Les purges de la Révolution culturelle ont aussi forgé le caractère de l'actuel numéro 1, Hu Jintao. Elevé par une tante à partir de l'âge de 7 ans, Hu gagne à l'école une réputation de joyeux drille aimant la danse et les chansons. Il adhère au parti en 1964. Au début de la Révolution culturelle, en 1966, Hu a 23 ans. Ingénieur fraîchement diplômé de la prestigieuse université Qinghua, à Pékin, c'est un «expert rouge» zélé qui farcit ses camarades de cours de marxisme-léninisme. On ignore s'il prend part aux violents combats armés opposant les factions de gardes rouges qui font 800 morts sur le campus. Mais en 1968, il est dénoncé par les radicaux maoïstes - qui venaient alors sans doute de découvrir ses origines familiales peu prolétariennes. Hu est en effet issu d'une famille de commerçants, originaires d'une petite ville côtière, Taizhou.

Plus rouge que rouge

Les gardes rouges ne sont pas tendres avec le père du futur président chinois. Ce dernier est torturé, emprisonné, et mourra dix ans après des séquelles de ces sévices infligés sur ordre du parti. Pour se protéger, Hu se montrera plus rouge que les rouges en se portant volontaire pour travailler dans une zone rurale. A la fin des années 70, il demande en vain au parti une réhabilitation posthume pour son père qui vient de décéder. Malgré ce refus, il prouve une fois encore sa loyauté au Parti communiste en entrant à l'école centrale du parti. Il y rencontre Deng Nan, la fille du numéro 1 de l'époque, Deng Xiaoping, qui lui ouvrira en partie la voie jusqu'au Politburo. Dans un pays sans élections, il faut des relations.

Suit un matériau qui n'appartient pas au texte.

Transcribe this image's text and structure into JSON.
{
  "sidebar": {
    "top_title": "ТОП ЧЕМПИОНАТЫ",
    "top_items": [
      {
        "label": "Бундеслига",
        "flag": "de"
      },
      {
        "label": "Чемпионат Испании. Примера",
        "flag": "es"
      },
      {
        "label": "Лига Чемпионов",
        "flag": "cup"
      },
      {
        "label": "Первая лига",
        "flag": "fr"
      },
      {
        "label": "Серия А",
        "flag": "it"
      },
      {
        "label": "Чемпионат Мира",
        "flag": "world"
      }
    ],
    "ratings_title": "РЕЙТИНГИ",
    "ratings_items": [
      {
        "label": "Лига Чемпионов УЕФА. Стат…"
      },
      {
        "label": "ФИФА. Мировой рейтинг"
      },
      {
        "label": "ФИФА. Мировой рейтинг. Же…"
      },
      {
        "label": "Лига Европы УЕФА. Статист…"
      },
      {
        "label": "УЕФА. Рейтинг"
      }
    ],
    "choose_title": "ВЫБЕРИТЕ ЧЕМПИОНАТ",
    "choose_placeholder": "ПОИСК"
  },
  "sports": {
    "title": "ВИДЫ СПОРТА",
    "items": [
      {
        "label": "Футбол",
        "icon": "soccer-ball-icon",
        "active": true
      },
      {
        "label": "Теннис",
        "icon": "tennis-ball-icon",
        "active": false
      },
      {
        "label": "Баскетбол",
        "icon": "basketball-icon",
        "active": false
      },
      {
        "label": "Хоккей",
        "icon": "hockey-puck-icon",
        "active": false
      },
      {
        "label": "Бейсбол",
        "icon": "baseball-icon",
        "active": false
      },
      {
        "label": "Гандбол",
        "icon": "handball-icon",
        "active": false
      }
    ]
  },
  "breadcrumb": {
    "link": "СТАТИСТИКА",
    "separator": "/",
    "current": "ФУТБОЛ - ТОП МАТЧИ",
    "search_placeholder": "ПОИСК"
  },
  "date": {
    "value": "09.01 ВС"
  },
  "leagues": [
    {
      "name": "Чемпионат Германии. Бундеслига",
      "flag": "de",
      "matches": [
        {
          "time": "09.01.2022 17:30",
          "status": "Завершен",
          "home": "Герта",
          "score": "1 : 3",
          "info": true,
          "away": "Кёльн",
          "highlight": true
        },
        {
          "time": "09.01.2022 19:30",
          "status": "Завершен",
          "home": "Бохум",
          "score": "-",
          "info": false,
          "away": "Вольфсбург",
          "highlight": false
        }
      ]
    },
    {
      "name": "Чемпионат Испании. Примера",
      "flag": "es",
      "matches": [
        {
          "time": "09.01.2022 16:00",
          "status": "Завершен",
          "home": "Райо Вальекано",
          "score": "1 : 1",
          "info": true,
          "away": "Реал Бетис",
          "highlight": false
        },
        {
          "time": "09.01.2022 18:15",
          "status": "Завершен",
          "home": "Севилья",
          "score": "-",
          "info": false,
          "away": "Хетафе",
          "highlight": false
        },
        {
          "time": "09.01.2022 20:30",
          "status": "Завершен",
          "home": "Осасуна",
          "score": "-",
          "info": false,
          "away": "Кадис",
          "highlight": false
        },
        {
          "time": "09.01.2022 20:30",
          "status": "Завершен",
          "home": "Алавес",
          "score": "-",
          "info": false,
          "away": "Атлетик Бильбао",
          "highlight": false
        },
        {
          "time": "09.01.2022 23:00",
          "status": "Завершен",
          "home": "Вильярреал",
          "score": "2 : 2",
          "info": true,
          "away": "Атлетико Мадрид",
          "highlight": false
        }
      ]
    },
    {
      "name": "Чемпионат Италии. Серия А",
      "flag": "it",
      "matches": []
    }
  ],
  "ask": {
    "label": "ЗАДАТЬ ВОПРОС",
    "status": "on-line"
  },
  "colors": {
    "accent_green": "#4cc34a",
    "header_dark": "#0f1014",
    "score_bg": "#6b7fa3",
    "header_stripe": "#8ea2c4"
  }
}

Hu Jintao, Xi Jinping et les sept autres du Politburo sont tous, à des degrés divers, des rescapés de la Révolution culturelle de Mao et aspirent à un ordre nouveau. «L'idée géniale de cette machine rouge qu'est le Parti, explique McGregor, réside dans l'habileté de ses dirigeants, depuis trente ans, à maintenir les institutions politiques et le pouvoir autoritaire de l'appareil communiste, tout en se débarrassant de la camisole rigide de son idéologie.»«Nous sommes le Parti communiste, et c'est nous qui décidons ce qu'est le communisme», lançait voilà quelques années Chen Yuan, un apparatchik de haute voltige destiné un jour à rejoindre la bande des Neuf.

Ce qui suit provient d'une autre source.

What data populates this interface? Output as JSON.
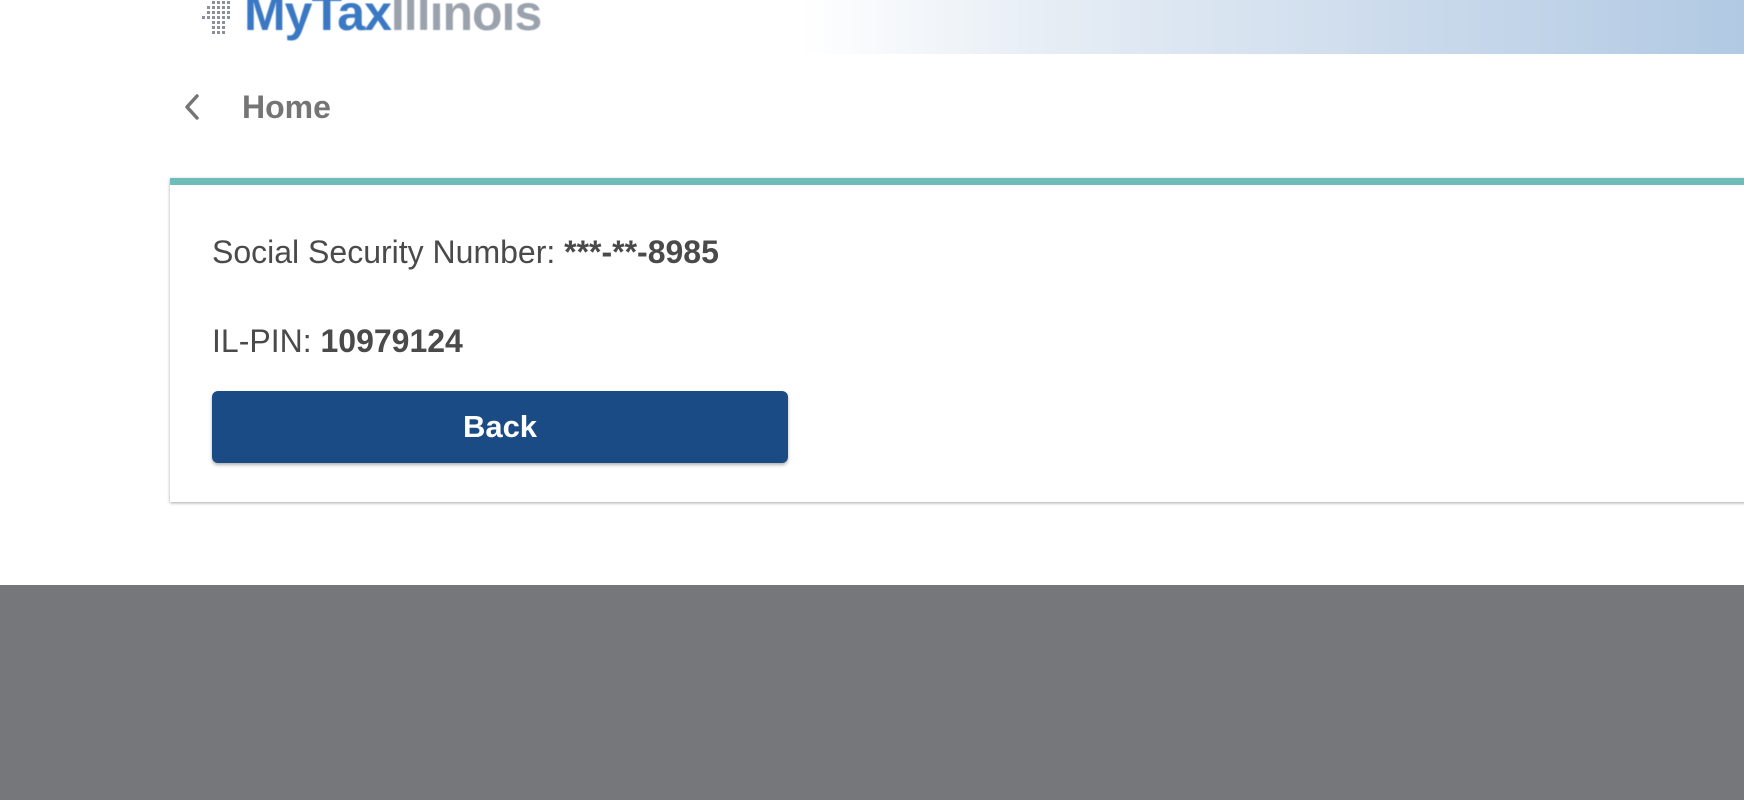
{
  "header": {
    "logo": {
      "text_part1": "MyTax",
      "text_part2": "Illinois",
      "icon": "dot-grid-logo-icon"
    }
  },
  "breadcrumb": {
    "icon": "chevron-left-icon",
    "label": "Home"
  },
  "card": {
    "ssn_label": "Social Security Number: ",
    "ssn_value": "***-**-8985",
    "pin_label": "IL-PIN: ",
    "pin_value": "10979124",
    "back_button_label": "Back"
  },
  "colors": {
    "accent_border": "#6fbdbb",
    "primary_button": "#1b4b84",
    "footer": "#76777b",
    "logo_blue": "#3a78c4"
  }
}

C'est ainsi que la dictature s'est pour ainsi dire remise à neuf. «Comme dans le conseil d'administration d'une entreprise, où chaque membre disposerait d'un droit de veto, le Politburo prend ses décisions par consensus», rapporte une source chinoise citée par Wikileaks. Les Neuf se seraient «partagé le gâteau économique». Chacun d'entre eux se serait associé à un «groupe d'intérêt». Par exemple, Zhou Yongkang, l'homme chargé de l'appareil policier et judiciaire, défendrait l'industrie pétrolière, dans laquelle il a passé une partie de sa carrière.

La corruption, le danger

Les enfants de l'aristocratie rouge prennent aussi leur part du gâteau. Winston Wen, fils de Wen Jiabao, numéro 3 et Premier ministre, dirige un fond de capital-investissement, New Horizon Capital, qui pèse plusieurs milliards de dollars. Winston a adopté ce prénom américain aux Etats-Unis, où il a fait des études de business. Les hommes du Politburo envoient presque toujours leurs enfants étudier chez l'oncle Sam - souvent sous des pseudonymes. Xi Mingze, la fille de Xi Jinping, est ainsi à Harvard sous un nom d'emprunt. La fille de Li Changchun, chargé de la propagande au sein du Politburo, gère un fond de capital-investissement axé sur les médias de Hongkong. Jiang Mianheng, fils de l'ancien numéro 1 du Politburo, Jiang Zemin, est PDG d'une compagnie d'investissement gouvernementale, Shanghai Alliance Investment. Wilson Feng, fils du numéro 2, Wu Bangguo, est aux commandes d'un fonds d'investissement lié à l'industrie nucléaire chinoise. Le beau-fils de Hu Jintao dirige le géant chinois de l'Internet, Sina.com. Et l'un de ses fils dirige Nuctech, une compagnie qui exporte des scanners de sécurité pour les aéroports. La société a été accusée ou soupçonnée de corruption dans au moins trois pays (Philippines, Namibie, Afrique du Sud), mais la presse chinoise n'en a jamais soufflé mot. Le Politburo se présente comme un gardien de la vertu qu'aucun soupçon de corruption ne doit effleurer, même si la réalité veut que, presque partout dans le pays, le pouvoir se monnaie.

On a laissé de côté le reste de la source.